Katrina Homeowners Gather to Throw Stones

NEW ORLEANS (CN) - Days after a federal judge allowed a lawsuit blaming much of Hurricane Katrina's flooding and devastation on the Army Corps of Engineers' negligent construction and maintenance of the Mississippi River-Gulf Outlet, nearly 100 residents of New Orleans' Lower Ninth Ward and St. Bernard Parish gathered to throw rocks into the mouth of the river - really.

St. Bernard Parish President Craig Taffaro Jr., who organized the March 28 event, said "it was a symbolic gesture for the residents of St. Bernard closing the MRGO themselves."

The "St. Bernard Voice" reported that the flotilla of boats allowed citizens to throw their personally inscribed rocks on the closure structure. An MRGO closure ceremony was held later at the Breton Sound Marina, kicked off by Taffaro's words in anticipation of the recovery and growth that will be aided by the channel's long-awaited closure.

"It's only 27 percent complete, but it is the start of all of what we have worked for and waited for," Taffaro said.

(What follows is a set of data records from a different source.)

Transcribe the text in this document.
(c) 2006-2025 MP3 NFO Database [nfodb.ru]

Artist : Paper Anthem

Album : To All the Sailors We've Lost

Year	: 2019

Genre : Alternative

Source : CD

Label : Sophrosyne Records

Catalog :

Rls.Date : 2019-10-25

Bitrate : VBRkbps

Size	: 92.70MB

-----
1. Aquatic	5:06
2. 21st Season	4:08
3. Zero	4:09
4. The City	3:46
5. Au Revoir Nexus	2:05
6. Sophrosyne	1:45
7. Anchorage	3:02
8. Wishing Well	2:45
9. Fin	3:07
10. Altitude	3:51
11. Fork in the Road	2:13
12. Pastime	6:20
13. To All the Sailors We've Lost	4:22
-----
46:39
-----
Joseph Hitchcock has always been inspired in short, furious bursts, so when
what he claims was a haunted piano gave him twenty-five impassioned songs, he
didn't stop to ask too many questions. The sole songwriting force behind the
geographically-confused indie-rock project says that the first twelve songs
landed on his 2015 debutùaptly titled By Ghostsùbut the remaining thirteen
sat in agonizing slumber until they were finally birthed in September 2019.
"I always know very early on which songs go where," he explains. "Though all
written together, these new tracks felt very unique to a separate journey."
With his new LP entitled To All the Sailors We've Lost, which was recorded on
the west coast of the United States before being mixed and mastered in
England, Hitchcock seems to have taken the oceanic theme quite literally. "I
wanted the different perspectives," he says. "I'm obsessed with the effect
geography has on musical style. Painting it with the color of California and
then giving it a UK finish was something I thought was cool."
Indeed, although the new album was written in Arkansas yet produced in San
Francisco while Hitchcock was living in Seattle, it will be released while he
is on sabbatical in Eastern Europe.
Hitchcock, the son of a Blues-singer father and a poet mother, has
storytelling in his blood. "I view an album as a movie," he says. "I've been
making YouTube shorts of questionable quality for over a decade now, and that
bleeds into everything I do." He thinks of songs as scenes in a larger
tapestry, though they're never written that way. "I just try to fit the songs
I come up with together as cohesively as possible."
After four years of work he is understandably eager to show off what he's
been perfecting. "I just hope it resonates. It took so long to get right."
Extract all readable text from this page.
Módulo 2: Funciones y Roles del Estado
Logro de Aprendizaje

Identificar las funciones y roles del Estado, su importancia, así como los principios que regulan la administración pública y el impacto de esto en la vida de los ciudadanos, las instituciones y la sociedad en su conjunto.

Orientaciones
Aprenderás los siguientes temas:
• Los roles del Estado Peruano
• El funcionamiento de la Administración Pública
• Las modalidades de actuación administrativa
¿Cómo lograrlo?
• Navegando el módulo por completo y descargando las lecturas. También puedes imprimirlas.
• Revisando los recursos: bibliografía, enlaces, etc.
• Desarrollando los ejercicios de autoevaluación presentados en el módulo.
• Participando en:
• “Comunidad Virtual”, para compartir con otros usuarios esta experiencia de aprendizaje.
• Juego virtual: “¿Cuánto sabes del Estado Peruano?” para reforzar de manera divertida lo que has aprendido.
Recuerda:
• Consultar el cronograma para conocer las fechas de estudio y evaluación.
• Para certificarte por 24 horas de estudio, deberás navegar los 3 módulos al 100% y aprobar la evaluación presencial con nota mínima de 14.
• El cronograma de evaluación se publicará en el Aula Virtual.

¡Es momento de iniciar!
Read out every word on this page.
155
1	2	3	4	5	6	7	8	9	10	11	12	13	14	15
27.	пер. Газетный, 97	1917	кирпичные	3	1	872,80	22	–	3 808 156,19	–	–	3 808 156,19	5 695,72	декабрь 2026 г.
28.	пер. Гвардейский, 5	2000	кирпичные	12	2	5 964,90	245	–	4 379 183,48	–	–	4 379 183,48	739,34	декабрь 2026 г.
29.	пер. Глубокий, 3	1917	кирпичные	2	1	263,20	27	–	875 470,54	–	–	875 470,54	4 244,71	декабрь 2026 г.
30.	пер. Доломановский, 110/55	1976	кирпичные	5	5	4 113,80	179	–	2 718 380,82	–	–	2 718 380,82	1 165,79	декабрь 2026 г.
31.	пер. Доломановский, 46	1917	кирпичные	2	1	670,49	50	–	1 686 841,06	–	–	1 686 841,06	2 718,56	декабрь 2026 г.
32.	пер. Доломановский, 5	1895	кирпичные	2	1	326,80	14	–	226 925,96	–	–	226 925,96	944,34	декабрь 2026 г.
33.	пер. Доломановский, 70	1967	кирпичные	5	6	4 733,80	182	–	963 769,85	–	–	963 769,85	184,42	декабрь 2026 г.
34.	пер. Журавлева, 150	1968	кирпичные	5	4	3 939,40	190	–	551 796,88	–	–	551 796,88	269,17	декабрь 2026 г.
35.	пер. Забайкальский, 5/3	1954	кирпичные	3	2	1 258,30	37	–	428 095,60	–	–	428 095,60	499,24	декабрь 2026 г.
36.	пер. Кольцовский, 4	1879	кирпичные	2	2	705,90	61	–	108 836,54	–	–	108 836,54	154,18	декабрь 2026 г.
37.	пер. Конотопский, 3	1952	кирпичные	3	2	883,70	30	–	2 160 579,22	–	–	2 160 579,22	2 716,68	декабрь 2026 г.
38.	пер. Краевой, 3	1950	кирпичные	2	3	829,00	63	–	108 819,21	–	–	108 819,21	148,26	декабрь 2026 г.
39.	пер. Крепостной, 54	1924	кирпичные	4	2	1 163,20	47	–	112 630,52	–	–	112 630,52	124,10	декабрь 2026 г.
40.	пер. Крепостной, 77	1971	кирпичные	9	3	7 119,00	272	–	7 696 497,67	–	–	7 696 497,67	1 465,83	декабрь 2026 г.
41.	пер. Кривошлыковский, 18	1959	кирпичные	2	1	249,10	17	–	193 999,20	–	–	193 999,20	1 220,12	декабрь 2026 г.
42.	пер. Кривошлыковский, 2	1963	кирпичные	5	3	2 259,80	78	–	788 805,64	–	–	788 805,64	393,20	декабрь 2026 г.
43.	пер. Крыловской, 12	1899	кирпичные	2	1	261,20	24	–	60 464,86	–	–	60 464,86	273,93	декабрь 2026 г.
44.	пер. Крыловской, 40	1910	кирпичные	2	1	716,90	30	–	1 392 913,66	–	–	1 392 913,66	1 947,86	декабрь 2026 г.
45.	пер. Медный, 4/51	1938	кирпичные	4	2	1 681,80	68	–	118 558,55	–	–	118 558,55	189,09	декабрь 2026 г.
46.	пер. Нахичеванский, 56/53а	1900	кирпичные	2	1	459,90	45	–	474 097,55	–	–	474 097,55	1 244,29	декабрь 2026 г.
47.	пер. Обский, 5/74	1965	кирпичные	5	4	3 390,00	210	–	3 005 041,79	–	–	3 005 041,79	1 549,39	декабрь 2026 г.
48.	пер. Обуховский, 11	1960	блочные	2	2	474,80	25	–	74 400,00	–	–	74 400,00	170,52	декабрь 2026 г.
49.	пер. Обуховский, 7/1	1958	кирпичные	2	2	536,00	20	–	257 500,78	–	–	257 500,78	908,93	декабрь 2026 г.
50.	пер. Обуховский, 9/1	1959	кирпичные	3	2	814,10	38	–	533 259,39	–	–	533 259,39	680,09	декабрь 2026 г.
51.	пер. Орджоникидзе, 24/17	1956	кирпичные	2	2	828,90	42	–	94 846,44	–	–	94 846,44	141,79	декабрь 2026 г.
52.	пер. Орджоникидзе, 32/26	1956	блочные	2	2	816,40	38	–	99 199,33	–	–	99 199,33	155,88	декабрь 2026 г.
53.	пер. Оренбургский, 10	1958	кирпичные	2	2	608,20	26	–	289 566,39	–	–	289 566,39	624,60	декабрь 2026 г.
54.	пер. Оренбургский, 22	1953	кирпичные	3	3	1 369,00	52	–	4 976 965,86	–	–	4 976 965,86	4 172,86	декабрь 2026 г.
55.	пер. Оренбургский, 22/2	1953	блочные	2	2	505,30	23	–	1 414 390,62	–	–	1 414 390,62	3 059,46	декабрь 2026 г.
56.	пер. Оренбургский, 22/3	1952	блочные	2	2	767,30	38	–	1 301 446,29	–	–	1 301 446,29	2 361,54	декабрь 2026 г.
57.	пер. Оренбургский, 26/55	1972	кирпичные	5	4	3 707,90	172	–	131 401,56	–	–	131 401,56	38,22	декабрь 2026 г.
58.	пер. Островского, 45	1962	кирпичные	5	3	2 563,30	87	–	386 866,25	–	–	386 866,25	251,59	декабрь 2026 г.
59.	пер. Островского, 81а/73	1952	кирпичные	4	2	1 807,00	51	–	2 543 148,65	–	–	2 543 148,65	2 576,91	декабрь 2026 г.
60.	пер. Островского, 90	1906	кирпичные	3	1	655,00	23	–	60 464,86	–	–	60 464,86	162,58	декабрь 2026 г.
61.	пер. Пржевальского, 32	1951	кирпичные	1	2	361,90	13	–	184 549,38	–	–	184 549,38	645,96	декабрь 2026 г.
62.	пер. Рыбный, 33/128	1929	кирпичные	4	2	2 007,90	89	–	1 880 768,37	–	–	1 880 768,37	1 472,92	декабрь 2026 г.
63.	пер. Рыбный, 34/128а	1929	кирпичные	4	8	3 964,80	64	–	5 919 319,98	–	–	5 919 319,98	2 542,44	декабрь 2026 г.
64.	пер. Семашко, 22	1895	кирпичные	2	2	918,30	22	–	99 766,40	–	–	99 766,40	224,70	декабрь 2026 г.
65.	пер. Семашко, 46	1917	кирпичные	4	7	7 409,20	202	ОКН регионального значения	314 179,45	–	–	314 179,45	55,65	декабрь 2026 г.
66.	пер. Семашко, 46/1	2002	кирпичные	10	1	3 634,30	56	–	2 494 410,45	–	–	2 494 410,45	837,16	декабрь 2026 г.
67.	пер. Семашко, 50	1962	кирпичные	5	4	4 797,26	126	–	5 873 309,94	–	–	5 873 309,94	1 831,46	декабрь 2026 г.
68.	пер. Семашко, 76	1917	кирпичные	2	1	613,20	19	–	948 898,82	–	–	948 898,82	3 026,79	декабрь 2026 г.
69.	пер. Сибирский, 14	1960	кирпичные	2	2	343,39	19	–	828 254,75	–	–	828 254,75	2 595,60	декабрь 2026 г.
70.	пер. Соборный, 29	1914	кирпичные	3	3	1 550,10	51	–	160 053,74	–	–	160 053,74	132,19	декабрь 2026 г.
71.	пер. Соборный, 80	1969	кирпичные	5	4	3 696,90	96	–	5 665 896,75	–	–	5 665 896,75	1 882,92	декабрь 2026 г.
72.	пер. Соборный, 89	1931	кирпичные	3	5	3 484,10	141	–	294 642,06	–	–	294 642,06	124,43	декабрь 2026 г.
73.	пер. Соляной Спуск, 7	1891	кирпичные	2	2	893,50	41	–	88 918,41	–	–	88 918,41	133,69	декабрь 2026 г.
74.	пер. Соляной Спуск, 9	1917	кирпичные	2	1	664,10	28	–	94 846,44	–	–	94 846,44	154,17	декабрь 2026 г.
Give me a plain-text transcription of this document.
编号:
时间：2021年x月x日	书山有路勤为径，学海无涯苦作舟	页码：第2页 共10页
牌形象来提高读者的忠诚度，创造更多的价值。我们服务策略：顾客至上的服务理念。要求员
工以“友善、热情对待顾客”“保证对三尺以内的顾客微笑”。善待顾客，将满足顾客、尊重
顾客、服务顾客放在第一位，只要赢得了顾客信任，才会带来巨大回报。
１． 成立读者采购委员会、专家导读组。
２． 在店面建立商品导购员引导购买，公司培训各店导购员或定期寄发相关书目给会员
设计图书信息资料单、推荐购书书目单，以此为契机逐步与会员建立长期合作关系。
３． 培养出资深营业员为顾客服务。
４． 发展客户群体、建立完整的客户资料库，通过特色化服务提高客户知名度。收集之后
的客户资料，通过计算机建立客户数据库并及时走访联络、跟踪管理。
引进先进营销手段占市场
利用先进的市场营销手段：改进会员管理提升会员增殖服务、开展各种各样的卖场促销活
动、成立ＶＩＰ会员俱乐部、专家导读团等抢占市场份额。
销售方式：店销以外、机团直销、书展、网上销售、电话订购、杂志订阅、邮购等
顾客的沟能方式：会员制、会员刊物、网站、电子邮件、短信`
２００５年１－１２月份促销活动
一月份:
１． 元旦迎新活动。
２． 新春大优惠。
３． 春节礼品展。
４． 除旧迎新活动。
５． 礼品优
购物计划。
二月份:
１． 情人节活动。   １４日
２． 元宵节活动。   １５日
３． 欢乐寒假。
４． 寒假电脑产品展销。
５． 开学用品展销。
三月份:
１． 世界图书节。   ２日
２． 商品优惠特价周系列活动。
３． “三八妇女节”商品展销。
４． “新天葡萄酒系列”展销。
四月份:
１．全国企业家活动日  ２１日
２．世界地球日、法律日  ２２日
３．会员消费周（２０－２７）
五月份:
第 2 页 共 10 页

The Army Corps of Engineers is spending about $25 million to build a structure that will completely block the channel. It will consist of more than 433,000 tons of stone, 12 feet wide at the top and 450 feet wide at the bottom, stretching nearly 1,000 feet bank to bank at Bayou La Loutre Ridge, to close the channel to saltwater intrusion. The work began late February and is to be finished July 26. It is expected to help restore coastal marshes and cypress forests.

The Corps of Engineers' original MRGO closure plan, included in the Water Resources Development Act, was amended by Congress last fall to require the Corps to restore wetlands surrounding the channel. The damage was done by the rapidly eroding channel that cuts across St. Bernard Parish.

"We think it's great news," said Garrett Graves, chairman of the Louisiana Coastal Protection and Restoration Authority and director of the Governor's Office of Coastal Activities.

Graves told "The Gambit Weekly" that the Corps can use the rest of the $75 million provided by Congress to close the MRGO for additional restoration projects.

"The state does have some of its own funds in its annual (coastal master) plan that we'll dedicate towards some of the priority restoration activities, but the new congressional legislation requires 100 percent federal financing for other projects in the future," Graves said.

The trial demanded by homeowners who say the Corps' negligent construction and maintenance is responsible for the flooding of their homes is scheduled to begin April 20, and is expected to last four weeks. The trial will be heard by U.S. District Judge Stanwood Duval, without a jury.